The Best Diet For Brain Health Is Probably Not What You Think
Dietary fads come and go, but one particular healthy food plan may be here to stay.
Researchers at Harvard University have now led a study to compare six dietary patterns and their long-term associations with brain health.
While every single one of these diets was associated with health benefits, there was one clear, standout winner.
Spoiler: It was not a Mediterranean-like diet.
Instead, the winner was a lesser-known food plan called DASH, which is short for Dietary Approaches to Stop Hypertension.
As the name indicates, this dietary plan was originally designed to help lower blood pressure. Today, it is endorsed by the American Heart Association for those with hypertension or a family history of heart disease.
But it may achieve much more than that.
In recent observational studies, the DASH diet has emerged as a potential way of improving cardiovascular health.
Now, it also shows promise in protecting the aging brain.
Compared to the Mediterranean diet, which places an emphasis on healthy fats, fruits, vegetables, and whole grains, while still allowing for low amounts of sugar and alcohol, the DASH diet is not quite as flexible.
It was first developed in the 1990s, and while it also emphasizes fruits, vegetables, nuts, and berries, it requires low-salt intake and low-fat dairy options. Added sugars, red meat, and alcohol are to be limited.
In a long-term study of 159,347 participants, led by Harvard researchers, the DASH diet was consistently associated with the best brain health scores.
Every four years or so for three decades, participants reported their food intake. They were then scored on how well their diets aligned with six broad dietary plans.
While every diet examined showed beneficial brain associations, those who strictly adhered to the DASH diet reaped nearly twice as many benefits as those who strictly adhered to other diets.
Participants who adhered most closely to the DASH diet had a 41 percent lower chance of subjective cognitive decline compared to those who were the least faithful to the DASH diet.

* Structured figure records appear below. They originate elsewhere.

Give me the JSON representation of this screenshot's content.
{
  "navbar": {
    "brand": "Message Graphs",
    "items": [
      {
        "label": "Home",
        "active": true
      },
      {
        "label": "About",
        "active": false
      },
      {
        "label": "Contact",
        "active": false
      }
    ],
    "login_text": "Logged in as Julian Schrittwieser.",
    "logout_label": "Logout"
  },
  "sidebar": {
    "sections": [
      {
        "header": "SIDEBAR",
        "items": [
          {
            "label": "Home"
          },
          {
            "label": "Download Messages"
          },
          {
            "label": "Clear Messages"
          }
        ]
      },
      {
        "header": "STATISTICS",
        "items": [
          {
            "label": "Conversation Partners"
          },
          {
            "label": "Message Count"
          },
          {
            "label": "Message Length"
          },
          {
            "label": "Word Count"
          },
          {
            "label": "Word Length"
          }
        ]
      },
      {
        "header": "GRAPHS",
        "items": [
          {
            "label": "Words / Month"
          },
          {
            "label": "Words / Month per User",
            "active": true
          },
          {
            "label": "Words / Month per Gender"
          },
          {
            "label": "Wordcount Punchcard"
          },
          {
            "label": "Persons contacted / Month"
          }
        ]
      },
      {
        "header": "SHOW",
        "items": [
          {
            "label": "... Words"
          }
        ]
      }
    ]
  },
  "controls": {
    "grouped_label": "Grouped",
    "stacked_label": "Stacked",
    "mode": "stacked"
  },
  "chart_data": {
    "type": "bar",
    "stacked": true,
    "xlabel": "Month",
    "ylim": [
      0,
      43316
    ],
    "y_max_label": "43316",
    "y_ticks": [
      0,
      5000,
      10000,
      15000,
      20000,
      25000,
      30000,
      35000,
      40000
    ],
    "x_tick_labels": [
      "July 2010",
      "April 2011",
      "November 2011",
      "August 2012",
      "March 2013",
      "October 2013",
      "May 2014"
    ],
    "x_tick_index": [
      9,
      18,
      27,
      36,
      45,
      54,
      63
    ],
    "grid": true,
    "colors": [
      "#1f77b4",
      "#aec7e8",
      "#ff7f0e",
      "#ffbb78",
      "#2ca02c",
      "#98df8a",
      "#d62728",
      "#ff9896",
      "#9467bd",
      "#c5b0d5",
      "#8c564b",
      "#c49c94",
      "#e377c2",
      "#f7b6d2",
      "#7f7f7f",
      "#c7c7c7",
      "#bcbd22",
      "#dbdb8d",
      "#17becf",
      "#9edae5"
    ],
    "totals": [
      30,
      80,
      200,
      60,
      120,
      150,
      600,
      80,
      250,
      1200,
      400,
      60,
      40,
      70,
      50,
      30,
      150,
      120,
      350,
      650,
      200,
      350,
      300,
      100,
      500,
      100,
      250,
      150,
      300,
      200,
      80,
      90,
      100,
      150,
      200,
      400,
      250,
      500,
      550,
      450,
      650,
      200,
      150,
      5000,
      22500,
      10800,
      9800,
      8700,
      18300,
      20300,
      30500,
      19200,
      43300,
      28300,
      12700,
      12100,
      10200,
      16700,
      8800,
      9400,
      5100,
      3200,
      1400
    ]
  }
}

The food plans that came in second and third – the healthful plant-based index and the hyperinsulinemia index – were each associated with a 24 percent lower risk of subjective cognitive decline.
Meanwhile, the Planetary Health Index, which is similar to the Mediterranean diet, but with stricter rules on red meat, was associated with a 20 percent lower risk of subjective cognitive decline.
What’s more, those who stuck most faithfully to a Mediterranean-like diet plan, called AHEI-2010, had a 16 percent lower risk of subjective cognitive decline.
The DASH diet outperformed all these other options.
Compared with the bottom 10 percent of DASH dieters, the top 10 percent scored 0.76 years younger on objective cognitive aging tests.
These participants were also 1.37 years younger, on average, on working memory tests.
“The DASH diet was consistently associated with subjective cognitive decline (SCD) risk even when measured up to 26 years before… assessments,” the international team of authors write, “and had robust protective associations at various ages, particularly in midlife (45–54 years).”
In other words, the more a person sticks to a healthy diet from mid-adulthood, the better the health of their brain as they age.
That’s just an association, but it keeps popping up in study after study.
Recently, scientists in the US found that a mix of the Mediterranean and DASH diet, known as the MIND diet, shows neurological perks later in life.
Those who stick mostly closely to the MIND diet show healthier brain tissue when they die in a part of the central nervous system closely involved in memory.
Related: New Blood Pressure Guidelines Mean You Could Now Have Hypertension
These findings add weight to the idea that food choices may lower our risk of neurological disease, potentially protecting against Alzheimer’s or other forms of dementia.
That idea is still speculative and will require larger population studies and randomized controlled trials to confirm.
But diet and dementia seem to be closely linked in observational studies. Processed red meat, for instance, is identified as a potential risk factor for dementia.
The DASH diet may not be the best food plan for everybody, but broad, population-based studies like these can help researchers hone in on which foods may be most important for our overall health.

Lead author of the current study, Harvard epidemiologist Kjetil Bjornevik, told Everyday Health that if someone wants to improve the healthiness of their diet, they should make slow and gradual changes, as those are more likely to stick.
“What was encouraging was the consistency across different dietary patterns, which suggests that there is not just one right approach and that different dietary strategies can have beneficial effects on cognitive health,” Bjornevik said.
“More broadly, any dietary pattern that emphasizes vegetables, fish, and whole grains while limiting red and processed meats, fried foods, and sugary beverages aligns with what our findings suggest may be beneficial.”
What’s good for the heart may be good for the brain as well.
The study is published in JAMA Neurology.